£480k project to research on high-throughput wireless receivers

New project funded on high-throughput wireless receivers

EPSRC has provided £480k to fund our research on highly-parallel algorithms and architectures for high-throughput wireless receivers.

Working with partners in ARM, Altera and BT, Dr Rob Maunder, Prof Bashir Al-Hashimi and Prof Lajos Hanzo will use this three-year grant to develop wireless receiver algorithms and architectures that offer processing throughputs that are an order of magnitude higher than the State-Of-the-Art (SOA). During the past two decades, reliable wireless communication at near-theoretical-limit transmission throughputs has been facilitated by receivers that operate on the basis of the Bahl-Cocke-Jelinek-Raviv (BCJR) algorithm. Most famously, this algorithm is employed for turbo error correction in the Long Term Evolution (LTE) standard for cellular telephony, as well as in its previous-generation predecessors. Looking forward, turbo error correction promises transmission throughputs in excess of 1 Gbit/s, which is the goal specified in the IMT-Advanced requirements for next-generation cellular telephony standards. Throughputs of this order have only very recently been achieved by SOA LTE turbo decoder implementations. However, this has been achieved by exploiting every possible opportunity to increase the parallelism of the BCJR algorithm at an architectural level, implying that the SOA approach has reached its fundamental limit. This limit may be attributed to the data dependencies of the BCJR algorithm, resulting in an inherently serial nature that cannot be readily mapped to processing architectures having a high degree of parallelism.
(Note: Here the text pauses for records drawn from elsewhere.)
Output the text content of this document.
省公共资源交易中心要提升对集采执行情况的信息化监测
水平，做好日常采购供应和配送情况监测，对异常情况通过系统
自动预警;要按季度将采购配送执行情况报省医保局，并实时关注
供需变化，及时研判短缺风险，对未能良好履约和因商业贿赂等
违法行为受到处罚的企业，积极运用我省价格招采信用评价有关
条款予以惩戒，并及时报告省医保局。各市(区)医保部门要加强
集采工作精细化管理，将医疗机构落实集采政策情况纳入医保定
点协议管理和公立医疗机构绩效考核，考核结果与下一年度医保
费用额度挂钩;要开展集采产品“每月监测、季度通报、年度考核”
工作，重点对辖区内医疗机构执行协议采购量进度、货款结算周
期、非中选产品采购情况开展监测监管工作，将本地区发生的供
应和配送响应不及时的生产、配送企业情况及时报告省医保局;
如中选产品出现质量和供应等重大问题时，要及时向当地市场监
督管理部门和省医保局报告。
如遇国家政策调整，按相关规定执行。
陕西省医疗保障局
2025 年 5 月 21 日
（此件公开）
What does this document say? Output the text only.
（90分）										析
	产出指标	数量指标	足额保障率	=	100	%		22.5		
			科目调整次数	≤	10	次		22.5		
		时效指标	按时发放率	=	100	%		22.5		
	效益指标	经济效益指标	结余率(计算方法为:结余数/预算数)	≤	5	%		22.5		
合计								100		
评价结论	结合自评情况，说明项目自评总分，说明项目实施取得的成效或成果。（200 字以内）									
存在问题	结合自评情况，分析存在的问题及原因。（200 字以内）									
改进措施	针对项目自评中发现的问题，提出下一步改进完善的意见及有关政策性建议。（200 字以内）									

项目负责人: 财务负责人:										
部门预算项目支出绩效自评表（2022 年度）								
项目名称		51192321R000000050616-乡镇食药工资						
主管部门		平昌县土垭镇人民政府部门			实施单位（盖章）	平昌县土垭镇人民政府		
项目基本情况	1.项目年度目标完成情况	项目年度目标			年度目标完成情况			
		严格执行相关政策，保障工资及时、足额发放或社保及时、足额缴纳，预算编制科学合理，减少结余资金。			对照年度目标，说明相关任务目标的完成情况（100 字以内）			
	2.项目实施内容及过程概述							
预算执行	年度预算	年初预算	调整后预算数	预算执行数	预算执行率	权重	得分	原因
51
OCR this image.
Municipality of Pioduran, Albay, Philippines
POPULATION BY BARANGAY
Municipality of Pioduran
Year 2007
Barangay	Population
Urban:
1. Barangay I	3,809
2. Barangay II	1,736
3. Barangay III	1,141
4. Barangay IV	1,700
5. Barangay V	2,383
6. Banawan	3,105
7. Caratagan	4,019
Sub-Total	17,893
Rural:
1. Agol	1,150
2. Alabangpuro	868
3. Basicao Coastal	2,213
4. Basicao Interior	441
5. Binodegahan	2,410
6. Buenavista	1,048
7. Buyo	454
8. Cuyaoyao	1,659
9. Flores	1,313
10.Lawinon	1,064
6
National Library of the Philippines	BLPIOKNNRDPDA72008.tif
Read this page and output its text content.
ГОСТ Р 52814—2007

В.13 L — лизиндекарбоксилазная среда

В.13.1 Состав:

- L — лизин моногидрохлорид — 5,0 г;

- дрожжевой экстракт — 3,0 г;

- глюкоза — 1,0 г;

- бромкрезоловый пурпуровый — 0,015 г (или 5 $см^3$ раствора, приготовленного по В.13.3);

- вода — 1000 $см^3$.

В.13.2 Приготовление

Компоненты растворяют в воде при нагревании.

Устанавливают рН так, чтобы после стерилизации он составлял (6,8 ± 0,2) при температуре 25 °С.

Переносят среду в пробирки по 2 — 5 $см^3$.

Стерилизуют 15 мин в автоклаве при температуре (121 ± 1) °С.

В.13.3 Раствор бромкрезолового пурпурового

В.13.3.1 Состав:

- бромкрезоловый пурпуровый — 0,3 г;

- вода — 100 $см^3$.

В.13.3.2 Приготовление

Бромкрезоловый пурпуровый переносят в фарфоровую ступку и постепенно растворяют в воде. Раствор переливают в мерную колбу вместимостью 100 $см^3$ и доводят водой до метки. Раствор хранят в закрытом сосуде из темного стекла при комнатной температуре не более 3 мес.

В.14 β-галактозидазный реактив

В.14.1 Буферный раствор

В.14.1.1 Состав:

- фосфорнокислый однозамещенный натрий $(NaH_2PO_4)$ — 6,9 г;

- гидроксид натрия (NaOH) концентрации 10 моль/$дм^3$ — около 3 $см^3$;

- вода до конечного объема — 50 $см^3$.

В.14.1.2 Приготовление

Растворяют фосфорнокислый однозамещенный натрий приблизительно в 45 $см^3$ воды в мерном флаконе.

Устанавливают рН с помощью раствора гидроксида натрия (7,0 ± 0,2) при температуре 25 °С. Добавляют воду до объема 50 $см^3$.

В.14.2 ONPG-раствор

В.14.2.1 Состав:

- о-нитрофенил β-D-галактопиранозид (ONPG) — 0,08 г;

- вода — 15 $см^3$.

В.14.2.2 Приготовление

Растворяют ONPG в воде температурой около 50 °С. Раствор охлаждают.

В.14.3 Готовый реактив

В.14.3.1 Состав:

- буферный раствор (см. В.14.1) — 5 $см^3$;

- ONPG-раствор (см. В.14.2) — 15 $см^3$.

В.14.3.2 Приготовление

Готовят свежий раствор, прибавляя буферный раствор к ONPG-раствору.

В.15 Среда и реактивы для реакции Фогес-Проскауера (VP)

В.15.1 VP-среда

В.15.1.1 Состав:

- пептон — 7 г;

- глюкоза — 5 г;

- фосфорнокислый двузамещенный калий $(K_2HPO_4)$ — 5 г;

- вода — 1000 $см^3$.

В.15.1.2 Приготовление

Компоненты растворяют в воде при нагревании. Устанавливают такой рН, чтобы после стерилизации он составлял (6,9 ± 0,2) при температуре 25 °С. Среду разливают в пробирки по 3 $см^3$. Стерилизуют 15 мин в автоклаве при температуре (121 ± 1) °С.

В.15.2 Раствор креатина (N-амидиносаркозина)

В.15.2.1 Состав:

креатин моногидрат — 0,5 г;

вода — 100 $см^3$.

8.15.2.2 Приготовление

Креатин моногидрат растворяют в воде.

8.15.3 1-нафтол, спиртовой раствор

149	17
Against this background, we will redesign turbo decoder implementations at an algorithmic level, rather than at the architectural level of the SOA approach. More specifically, we have recently been successful in devising an alternative to the BCJR algorithm, which has the same error correction capability, but does not have any data dependencies. Owing to this, our algorithm can be mapped to highly-parallel many-core processing architectures, facilitating an LTE turbo decoder processing throughput that is more than an order of magnitude higher than the SOA, satisfying future demands for gigabit throughputs. We will achieve this for the first time by developing a custom Field Programmable Gate Array (FPGA) architecture, comprising hundreds of processing cores that are interconnected using a reconfigurable Benes network. Furthermore, we will develop custom Network-on-Chip (NoC) architectures that facilitate different trade-offs between chip area, energy-efficiency, reconfigurability, processing throughput and latency. In parallel to developing these high-performance custom implementation architectures, we will apply our novel algorithm to both existing Graphics Processing Unit (GPU) and NoC architectures. This will grant us a rapid pace, allowing us to apply our novel algorithm to not only error correction, but to all aspects of receiver operation, including demodulation, equalisation, source decoding, channel estimation and synchronisation. Drawing upon our high-throughput algorithms and highly-parallel processing architectures, we will develop techniques for holistically optimising the algorithmic and implementational parameters of both the transmitter and receiver. This will facilitate practical high-performance schemes, which can pave the way for future generations of wireless communication.